Как-то одна тетя Надя шла. Увидев ее издалека, я подошла. Мы с ней прошлись, посидели у клумбы с отцветшими цветами и поговорили. Она многое мне рассказала. Всплакнула, вспоминая рано ушедшую дочку и мужа, и как ей без них тяжело. Выговорилась за долгое время. Тихо и печально говорила о своей теперешней жизни. И вдруг, более оживленнее что ли, говорит, ты знаешь, у Виктора трое детей и сейчас он здесь в Москве работает завхозом в частной школе Вадика. Я ничего на это не ответила. Виктор хотел в Москве жить. Какие были перспективы в Закарпатье? Не зря столько украинцев, молдаван и других таких же понаехало в Москву и по накупало квартир. Мечты должны осуществляться. На то они и мечты. Рассказала я ей о своей маме, как мама умирала. Тетя Надя так моей маме и не позвонила, и мне почему-то не дала свой новый номер телефона для нее. Мы помолчали, сидя на лавочке, каждый, наверно, думал о своем, а в конце, прощаясь уже, на меня не глядя, тетя Надя неожиданно бросила:
– На тебе мне надо было Вовку женить, – встала и пошла.
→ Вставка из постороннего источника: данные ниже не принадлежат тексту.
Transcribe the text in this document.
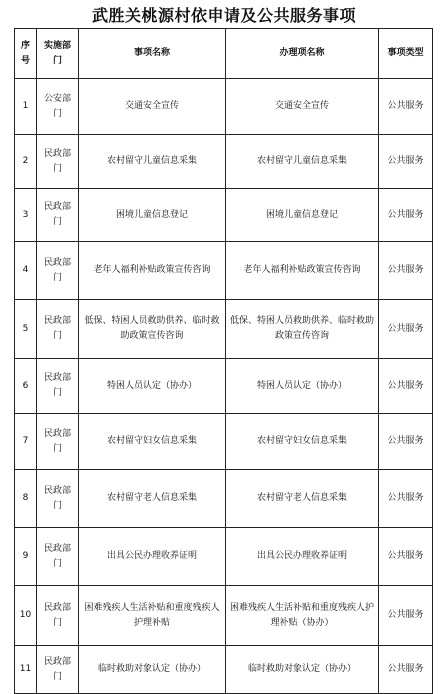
武胜关桃源村依申请及公共服务事项
序号	实施部门	事项名称	办理项名称	事项类型
1	公安部门	交通安全宣传	交通安全宣传	公共服务
2	民政部门	农村留守儿童信息采集	农村留守儿童信息采集	公共服务
3	民政部门	困境儿童信息登记	困境儿童信息登记	公共服务
4	民政部门	老年人福利补贴政策宣传咨询	老年人福利补贴政策宣传咨询	公共服务
5	民政部门	低保、特困人员救助供养、临时救助政策宣传咨询	低保、特困人员救助供养、临时救助政策宣传咨询	公共服务
6	民政部门	特困人员认定（协办）	特困人员认定（协办）	公共服务
7	民政部门	农村留守妇女信息采集	农村留守妇女信息采集	公共服务
8	民政部门	农村留守老人信息采集	农村留守老人信息采集	公共服务
9	民政部门	出具公民办理收养证明	出具公民办理收养证明	公共服务
10	民政部门	困难残疾人生活补贴和重度残疾人护理补贴	困难残疾人生活补贴和重度残疾人护理补贴（协办）	公共服务
11	民政部门	临时救助对象认定（协办）	临时救助对象认定（协办）	公共服务
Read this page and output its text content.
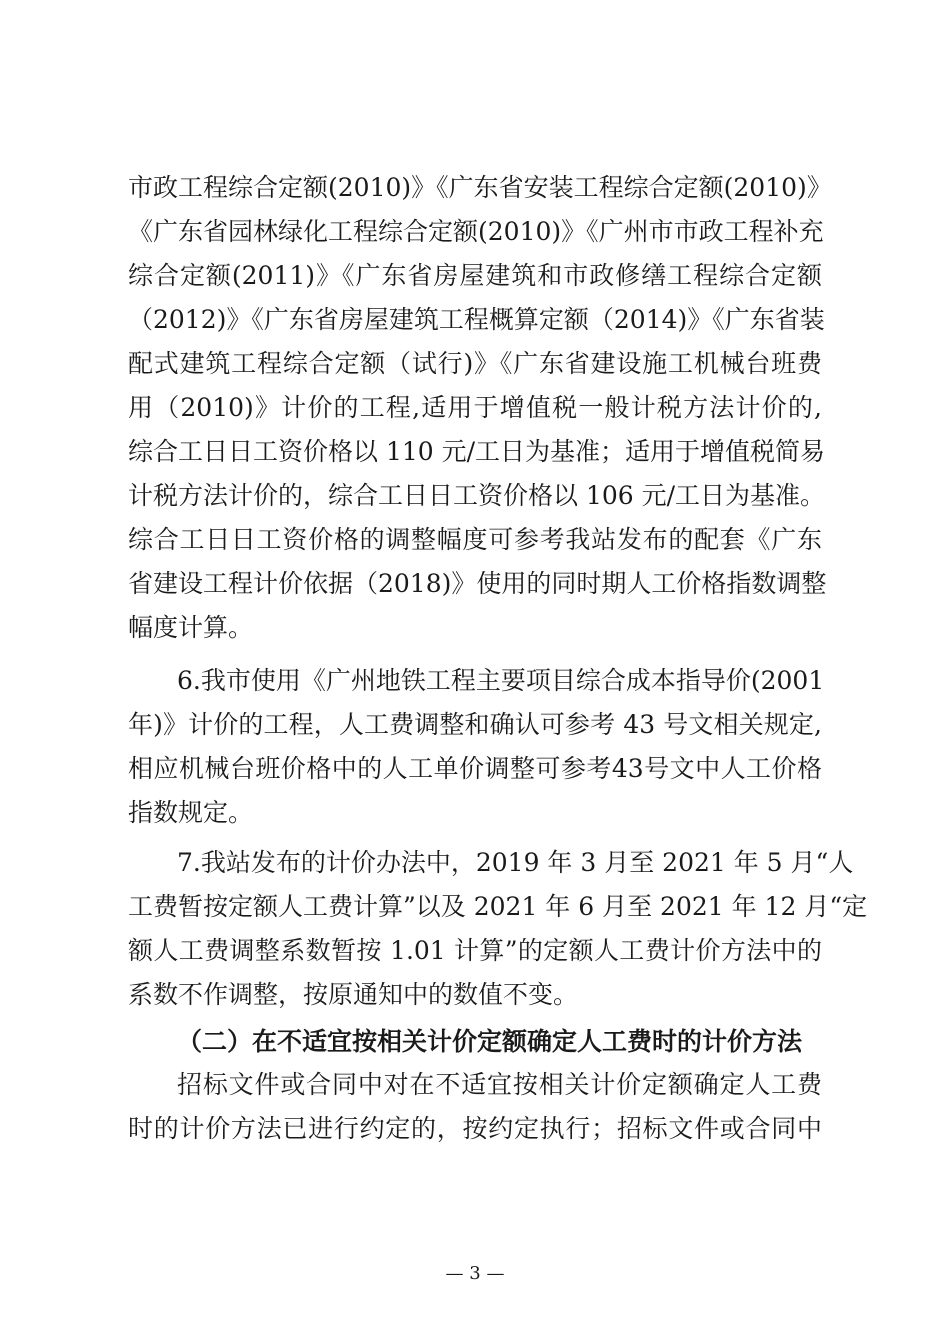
市政工程综合定额(2010)》《广东省安装工程综合定额(2010)》
《广东省园林绿化工程综合定额(2010)》《广州市市政工程补充
综合定额(2011)》《广东省房屋建筑和市政修缮工程综合定额
（2012)》《广东省房屋建筑工程概算定额（2014)》《广东省装
配式建筑工程综合定额（试行)》《广东省建设施工机械台班费
用（2010)》计价的工程,适用于增值税一般计税方法计价的,
综合工日日工资价格以 110 元/工日为基准；适用于增值税简易
计税方法计价的，综合工日日工资价格以 106 元/工日为基准。
综合工日日工资价格的调整幅度可参考我站发布的配套《广东
省建设工程计价依据（2018)》使用的同时期人工价格指数调整
幅度计算。
6.我市使用《广州地铁工程主要项目综合成本指导价(2001
年)》计价的工程，人工费调整和确认可参考 43 号文相关规定,
相应机械台班价格中的人工单价调整可参考43号文中人工价格
指数规定。
7.我站发布的计价办法中，2019 年 3 月至 2021 年 5 月“人
工费暂按定额人工费计算”以及 2021 年 6 月至 2021 年 12 月“定
额人工费调整系数暂按 1.01 计算”的定额人工费计价方法中的
系数不作调整，按原通知中的数值不变。
（二）在不适宜按相关计价定额确定人工费时的计价方法
招标文件或合同中对在不适宜按相关计价定额确定人工费
时的计价方法已进行约定的，按约定执行；招标文件或合同中
— 3 —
Как это меня Бог уберег от этого? Это были ее последние слова. В этом году я их больше не встречала. На лето их всегда на дачу вывозили внучки, а в прошлую осень они не вернулись, или не выходили уже. Спросить не у кого, да и надо ли.
Я никогда не жалела времени потраченного на общение с людьми. Возможно было с ними и грустно, и весело, и пресно или интересно. Все равно эта страница жизни останется в моих воспоминаниях.